La Malédiction Familiale et la Mort de Pascale

Comme si le sort s’acharnait, la tragédie frappe à nouveau en 2000. Sa sœur, l’actrice Pascale Audret, meurt brutalement dans un accident de voiture dans le Lot. Elle avait 64 ans. Pascale, c’était sa complice artistique, celle qui avait partagé ses rêves de bohème.

La perdre fut un coup de poignard qui rouvrit toutes les plaies. Hugues se retrouvait seul, dernier témoin d’une fratrie décimée. Visiter sa tombe en Ardèche est devenu un pèlerinage douloureux, le rappel constant que la gloire ne protège de rien. “La mort n’est injuste que lorsqu’elle frappe les jeunes”, dit-il avec une résignation glaçante, lui qui a dû survivre à tous les siens.

L’Amour dans l’Ombre : 20 Ans de Silence

Si la mort a marqué sa vie, l’amour a aussi été une source de tourments et de secrets. Marié très jeune à Hélène Faure, Hugues Aufray avoue sans détour ne pas avoir été un “bon mari”. Absorbé par sa carrière, les tournées, les aventures, il a délaissé son foyer. Mais marqué par le divorce de ses propres parents, il s’était juré de ne jamais divorcer.

Il a donc vécu une double vie, ou plutôt, deux vies parallèles. En 2005, il rencontre Muriel Megevand dans un TGV. Elle est jeune, elle a 45 ans de moins que lui. C’est le coup de foudre. Mais Hugues est un homme d’honneur à l’ancienne, prisonnier de ses principes. Alors, Muriel accepte l’inacceptable : vivre dans l’ombre.

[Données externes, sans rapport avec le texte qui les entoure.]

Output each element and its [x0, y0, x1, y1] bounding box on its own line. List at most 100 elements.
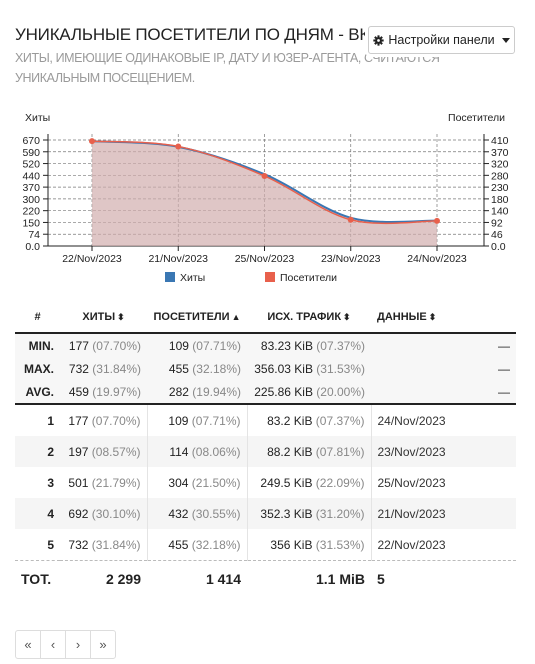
left-axis-label: Хиты — [25, 112, 50, 124]
table-row[interactable]: 3 501 (21.79%) 304 (21.50%) 249.5 KiB (22.0… — [15, 467, 516, 498]
x-tick-label: 23/Nov/2023 — [321, 253, 381, 265]
left-tick-label: 520 — [22, 159, 40, 171]
left-tick-label: 670 — [22, 135, 40, 147]
col-traffic[interactable]: ИСХ. ТРАФИК ⬍ — [247, 302, 371, 334]
left-tick-label: 300 — [22, 194, 40, 206]
next-page-button[interactable]: › — [65, 630, 91, 659]
summary-hits-value: 459 — [68, 384, 89, 399]
summary-label: AVG. — [15, 380, 60, 405]
row-hits-value: 732 — [68, 537, 89, 552]
row-traffic-percent: (07.37%) — [315, 413, 365, 428]
summary-traffic-percent: (20.00%) — [316, 384, 365, 399]
total-visitors: 1 414 — [147, 560, 247, 597]
table-row[interactable]: 1 177 (07.70%) 109 (07.71%) 83.2 KiB (07.37… — [15, 404, 516, 436]
table-row[interactable]: 2 197 (08.57%) 114 (08.06%) 88.2 KiB (07.81… — [15, 436, 516, 467]
row-index-value: 4 — [47, 506, 54, 521]
sort-icon: ⬍ — [343, 312, 351, 322]
col-visitors[interactable]: ПОСЕТИТЕЛИ ▲ — [147, 302, 247, 334]
row-traffic-percent: (31.53%) — [315, 537, 365, 552]
summary-visitors-value: 282 — [168, 384, 189, 399]
summary-visitors-value: 109 — [168, 338, 189, 353]
summary-hits: 459 (19.97%) — [60, 380, 147, 405]
x-tick-label: 25/Nov/2023 — [235, 253, 295, 265]
visitors-table: # ХИТЫ ⬍ ПОСЕТИТЕЛИ ▲ ИСХ. ТРАФИК ⬍ ДАННЫЕ ⬍… — [15, 302, 516, 597]
col-index: # — [15, 302, 60, 334]
row-visitors-percent: (32.18%) — [191, 537, 241, 552]
row-hits-percent: (07.70%) — [91, 413, 141, 428]
row-hits: 732 (31.84%) — [60, 529, 147, 561]
summary-visitors: 455 (32.18%) — [147, 357, 247, 380]
left-tick-label: 74 — [28, 229, 40, 241]
prev-page-button[interactable]: ‹ — [40, 630, 66, 659]
row-index: 1 — [15, 404, 60, 436]
row-visitors-value: 432 — [168, 506, 189, 521]
row-hits: 197 (08.57%) — [60, 436, 147, 467]
first-page-button[interactable]: « — [15, 630, 41, 659]
panel-settings-button[interactable]: Настройки панели — [368, 26, 515, 54]
summary-visitors-percent: (32.18%) — [192, 361, 241, 376]
row-traffic-percent: (22.09%) — [315, 475, 365, 490]
visitors-point — [261, 172, 268, 179]
summary-traffic-value: 356.03 KiB — [254, 361, 313, 376]
summary-hits: 177 (07.70%) — [60, 333, 147, 357]
row-traffic-value: 88.2 KiB — [267, 444, 313, 459]
col-hits[interactable]: ХИТЫ ⬍ — [60, 302, 147, 334]
visitors-area-chart: 670 410590 370520 320440 280370 230300 180220 1… — [22, 112, 509, 284]
row-hits-value: 197 — [68, 444, 89, 459]
row-traffic-value: 249.5 KiB — [260, 475, 313, 490]
row-date: 25/Nov/2023 — [370, 467, 516, 498]
table-row[interactable]: 5 732 (31.84%) 455 (32.18%) 356 KiB (31.53%… — [15, 529, 516, 561]
row-visitors-value: 304 — [168, 475, 189, 490]
sort-asc-icon: ▲ — [231, 312, 241, 322]
col-traffic-label: ИСХ. ТРАФИК — [267, 311, 342, 323]
right-tick-label: 140 — [491, 206, 509, 218]
summary-data: — — [371, 357, 516, 380]
row-hits: 177 (07.70%) — [60, 404, 147, 436]
row-traffic-value: 356 KiB — [270, 537, 313, 552]
row-traffic: 83.2 KiB (07.37%) — [246, 404, 371, 436]
row-visitors-value: 109 — [168, 413, 189, 428]
summary-visitors-percent: (07.71%) — [192, 338, 241, 353]
right-tick-label: 230 — [491, 182, 509, 194]
table-row[interactable]: 4 692 (30.10%) 432 (30.55%) 352.3 KiB (31.2… — [15, 498, 516, 529]
row-index-value: 3 — [47, 475, 54, 490]
col-data[interactable]: ДАННЫЕ ⬍ — [371, 302, 516, 334]
summary-data: — — [371, 380, 516, 405]
right-axis-label: Посетители — [448, 112, 505, 124]
chart-legend: Хиты Посетители — [165, 272, 337, 284]
row-index: 4 — [15, 498, 60, 529]
summary-visitors-value: 455 — [168, 361, 189, 376]
row-hits-percent: (31.84%) — [91, 537, 141, 552]
pagination: « ‹ › » — [15, 630, 116, 659]
row-index-value: 2 — [47, 444, 54, 459]
panel-settings-label: Настройки панели — [388, 33, 495, 47]
row-index: 2 — [15, 436, 60, 467]
summary-traffic-percent: (07.37%) — [316, 338, 365, 353]
last-page-button[interactable]: » — [90, 630, 116, 659]
row-visitors-value: 455 — [168, 537, 189, 552]
left-tick-label: 370 — [22, 182, 40, 194]
row-visitors: 114 (08.06%) — [146, 436, 247, 467]
row-visitors-percent: (30.55%) — [191, 506, 241, 521]
row-hits-value: 692 — [68, 506, 89, 521]
summary-visitors: 282 (19.94%) — [147, 380, 247, 405]
summary-hits-percent: (31.84%) — [92, 361, 141, 376]
summary-traffic-percent: (31.53%) — [316, 361, 365, 376]
row-visitors: 455 (32.18%) — [146, 529, 247, 561]
summary-row: MIN. 177 (07.70%) 109 (07.71%) 83.23 KiB (0… — [15, 333, 516, 357]
summary-traffic: 83.23 KiB (07.37%) — [247, 333, 371, 357]
summary-traffic: 225.86 KiB (20.00%) — [247, 380, 371, 405]
x-tick-label: 24/Nov/2023 — [407, 253, 467, 265]
right-tick-label: 320 — [491, 159, 509, 171]
row-hits: 692 (30.10%) — [60, 498, 147, 529]
row-hits-value: 177 — [68, 413, 89, 428]
right-tick-label: 0.0 — [491, 241, 506, 253]
visitors-point — [434, 217, 440, 224]
visitors-point — [89, 138, 95, 145]
sort-icon: ⬍ — [117, 312, 125, 322]
summary-label: MAX. — [15, 357, 60, 380]
row-hits-percent: (08.57%) — [91, 444, 141, 459]
summary-visitors-percent: (19.94%) — [192, 384, 241, 399]
summary-row: MAX. 732 (31.84%) 455 (32.18%) 356.03 KiB (… — [15, 357, 516, 380]
total-hits: 2 299 — [60, 560, 147, 597]
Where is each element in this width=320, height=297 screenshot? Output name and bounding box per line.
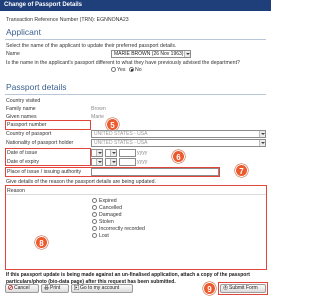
reason-radio[interactable] [92, 233, 97, 239]
reason-option-damaged[interactable]: Damaged [92, 212, 122, 218]
go-to-account-button[interactable]: Go to my account [71, 284, 133, 293]
chevron-down-icon [259, 131, 265, 137]
country-of-passport-label: Country of passport [6, 131, 52, 137]
place-of-issue-input[interactable] [91, 168, 219, 176]
chevron-down-icon [110, 150, 116, 156]
window-title: Change of Passport Details [4, 2, 83, 8]
name-different-yes-radio[interactable] [111, 67, 116, 72]
printer-icon [44, 285, 49, 291]
reason-option-label: Incorrectly recorded [99, 226, 145, 232]
reason-option-label: Stolen [99, 219, 114, 225]
reason-radio[interactable] [92, 219, 97, 225]
applicant-instruction: Select the name of the applicant to upda… [6, 43, 177, 49]
applicant-name-value: MARIE BROWN (26 Nov 1963) [114, 51, 184, 57]
name-difference-question: Is the name in the applicant's passport … [6, 60, 240, 66]
expiry-month-select[interactable] [105, 158, 117, 166]
step-8-badge: 8 [35, 236, 48, 249]
expiry-year-input[interactable] [119, 158, 136, 166]
no-label: No [135, 67, 142, 73]
date-of-expiry-label: Date of expiry [7, 159, 40, 165]
reason-divider [6, 194, 266, 195]
chevron-down-icon [110, 159, 116, 165]
applicant-name-select[interactable]: MARIE BROWN (26 Nov 1963) [111, 50, 191, 58]
passport-number-label: Passport number [7, 122, 47, 128]
reason-radio[interactable] [92, 226, 97, 232]
expiry-year-placeholder: yyyy [137, 159, 148, 165]
date-of-issue-label: Date of issue [7, 150, 38, 156]
passport-details-heading: Passport details [6, 82, 67, 92]
issue-year-input[interactable] [119, 149, 136, 157]
step-7-badge: 7 [235, 164, 248, 177]
given-names-value: Marie [91, 114, 104, 120]
print-button[interactable]: Print [41, 284, 69, 293]
issue-day-select[interactable] [91, 149, 103, 157]
chevron-down-icon [96, 159, 102, 165]
family-name-value: Brown [91, 106, 106, 112]
submit-icon [223, 285, 228, 290]
reason-radio[interactable] [92, 205, 97, 211]
nationality-select[interactable]: UNITED STATES - USA [91, 139, 266, 147]
reason-option-lost[interactable]: Lost [92, 233, 109, 239]
cancel-button-label: Cancel [14, 285, 30, 291]
reason-radio[interactable] [92, 198, 97, 204]
issue-year-placeholder: yyyy [137, 150, 148, 156]
nationality-value: UNITED STATES - USA [94, 140, 148, 146]
reason-option-incorrectly-recorded[interactable]: Incorrectly recorded [92, 226, 145, 232]
chevron-down-icon [96, 150, 102, 156]
print-button-label: Print [50, 285, 61, 291]
chevron-down-icon [259, 140, 265, 146]
country-of-passport-select[interactable]: UNITED STATES - USA [91, 130, 266, 138]
cancel-button[interactable]: Cancel [5, 284, 39, 293]
country-of-passport-value: UNITED STATES - USA [94, 131, 148, 137]
yes-label: Yes [117, 67, 126, 73]
submit-form-label: Submit Form [229, 285, 258, 291]
reason-option-label: Damaged [99, 212, 122, 218]
window-title-bar: Change of Passport Details [0, 0, 271, 11]
step-9-badge: 9 [203, 282, 216, 295]
reason-option-label: Lost [99, 233, 109, 239]
chevron-down-icon [184, 51, 190, 57]
transaction-reference: Transaction Reference Number (TRN): EGNN… [6, 17, 129, 23]
reason-option-stolen[interactable]: Stolen [92, 219, 114, 225]
reason-radio[interactable] [92, 212, 97, 218]
place-of-issue-label: Place of issue / issuing authority [7, 169, 82, 175]
family-name-label: Family name [6, 106, 36, 112]
applicant-divider [5, 39, 266, 40]
reason-option-label: Expired [99, 198, 117, 204]
submit-form-button[interactable]: Submit Form [220, 284, 266, 293]
cancel-icon [8, 285, 13, 291]
reason-option-label: Cancelled [99, 205, 123, 211]
expiry-day-select[interactable] [91, 158, 103, 166]
nationality-label: Nationality of passport holder [6, 140, 74, 146]
issue-month-select[interactable] [105, 149, 117, 157]
step-6-badge: 6 [172, 150, 185, 163]
passport-divider [5, 94, 266, 95]
country-visited-label: Country visited [6, 98, 41, 104]
reason-option-cancelled[interactable]: Cancelled [92, 205, 122, 211]
arrow-right-icon [74, 285, 79, 291]
name-different-no-radio[interactable] [129, 67, 134, 72]
applicant-heading: Applicant [6, 27, 41, 37]
reason-option-expired[interactable]: Expired [92, 198, 117, 204]
name-label: Name [6, 51, 20, 57]
go-to-account-label: Go to my account [80, 285, 120, 291]
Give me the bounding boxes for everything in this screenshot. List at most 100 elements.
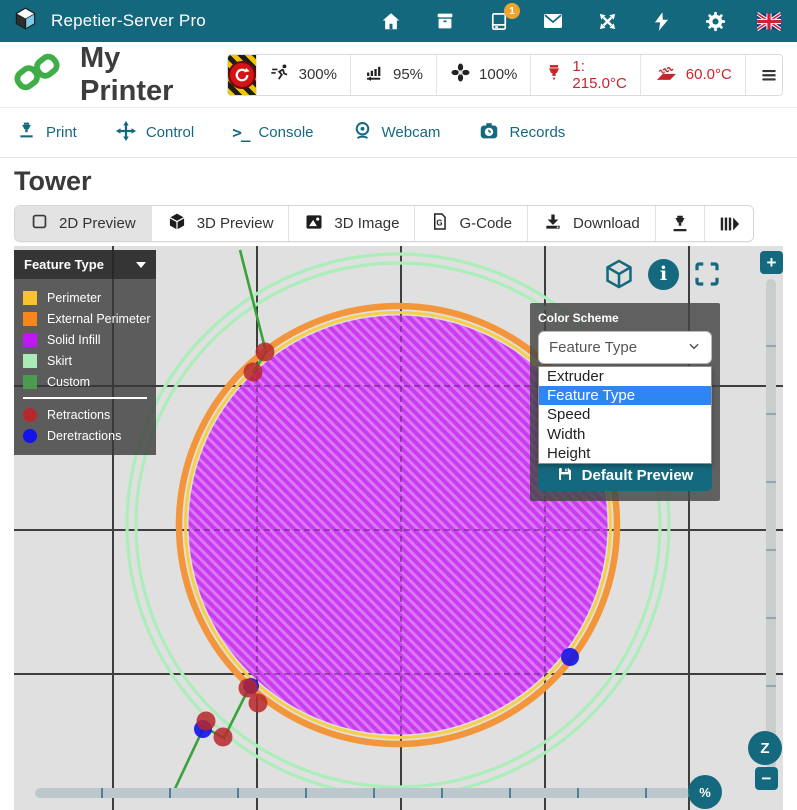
skirt-swatch — [23, 354, 37, 368]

Pendant près de 20 ans, elle sera sa compagne cachée, sa muse invisible. Ce n’est qu’en septembre 2023, après le décès d’Hélène, qu’il l’épouse enfin. À 94 ans. “Muriel mérite cette robe blanche… Elle a vécu dans mon ombre pendant 20 ans. Aujourd’hui, je veux qu’elle soit dans la lumière”, confie-t-il, la voix tremblante d’émotion et de regret. Ce mariage tardif n’est pas un caprice de vieillard, c’est un acte de réparation, une ultime tentative de remettre de l’ordre dans une vie sentimentale chaotique.

Ruiné mais Debout

Et comme si les drames affectifs ne suffisaient pas, Hugues Aufray confesse une autre vérité crue : il n’est pas riche. L’homme aux millions de disques vendus a été “naïf”. “On m’a trompé toute ma vie”, lâche-t-il. Il a fait confiance aux mauvaises personnes, confiant ses intérêts à des escrocs qui l’ont dépouillé.

Il a dû vendre sa maison historique de Marnes-la-Coquette, non pas pour flamber, mais pour aider ses enfants. Loin de s’en plaindre, il y voit une philosophie : la richesse corrompt, la simplicité sauve. Même après un grave accident de voiture récent qui l’a laissé physiquement diminué, contraint parfois au fauteuil roulant, il continue.

Pourquoi ? Parce que s’arrêter, c’est mourir. À 96 ans, Hugues Aufray ne chante plus pour la gloire. Il chante pour faire taire les fantômes, pour honorer Muriel, pour se souvenir de Francesco et Pascale. Il chante parce que c’est la seule façon qu’il a trouvée de rester vivant au milieu des décombres. Son aveu final est celui d’une humanité bouleversante : derrière l’icône, il n’y a qu’un homme qui a eu peur, qui a eu froid, et qui a cherché toute sa vie un peu de chaleur dans le regard des autres.